Cronus introduces a robust collaborative learning framework that leverages black-box knowledge transfer to enhance security, privacy, and efficiency, overcoming limitations of traditional federated learning with homogeneous models.

Contribution

It proposes a novel black-box knowledge transfer approach that reduces information leakage and improves robustness against poisoning attacks in collaborative learning.

Findings

Cronus is the only method with proven robustness against poisoning attacks.

It significantly reduces information leakage compared to traditional federated learning.

Cronus has lower sample complexity and does not depend on the number of participants.

Abstract

Collaborative (federated) learning enables multiple parties to train a model without sharing their private data, but through repeated sharing of the parameters of their local models. Despite its advantages, this approach has many known privacy and security weaknesses and performance overhead, in addition to being limited only to models with homogeneous architectures. Shared parameters leak a significant amount of information about the local (and supposedly private) datasets. Besides, federated learning is severely vulnerable to poisoning attacks, where some participants can adversarially influence the aggregate parameters. Large models, with high dimensional parameter vectors, are in particular highly susceptible to privacy and security attacks: curse of dimensionality in federated learning. We argue that sharing parameters is the most naive way of information exchange in collaborative learning, as they open all the internal state of the model to inference attacks, and maximize the model's malleability by stealthy poisoning attacks. We propose Cronus, a robust collaborative machine learning framework.
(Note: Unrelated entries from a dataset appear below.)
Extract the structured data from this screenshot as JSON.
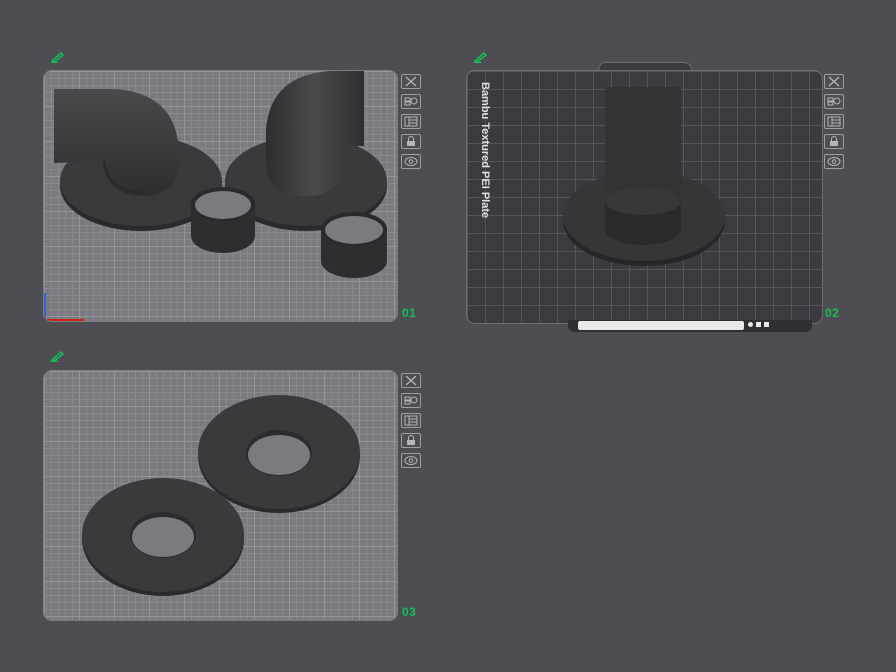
{
  "plates": [
    {
      "number": "01"
    },
    {
      "number": "02",
      "bed_label": "Bambu Textured PEI Plate"
    },
    {
      "number": "03"
    }
  ],
  "toolbar_icons": [
    "close-icon",
    "auto-arrange-icon",
    "plate-settings-icon",
    "lock-icon",
    "eye-icon"
  ],
  "colors": {
    "background": "#4e4d53",
    "plate_light": "#7b7a80",
    "plate_dark": "#3b3a3f",
    "accent_green": "#13c05a",
    "part": "#3a3a3c"
  }
}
The simple yet effective idea behind designing Cronus is to control, unify, and significantly reduce the dimensions of the exchanged information between parties, through robust knowledge transfer between their black-box local models. We evaluate all existing federated learning algorithms against poisoning attacks, and we show that Cronus is the only secure method, due to its tight robustness guarantee. Treating local models as black-box, reduces the information leakage through models, and enables us using existing privacy-preserving algorithms that mitigate the risk of information leakage through the model's output (predictions). Cronus also has a significantly lower sample complexity, compared to federated learning, which does not bind its security to the number of participants.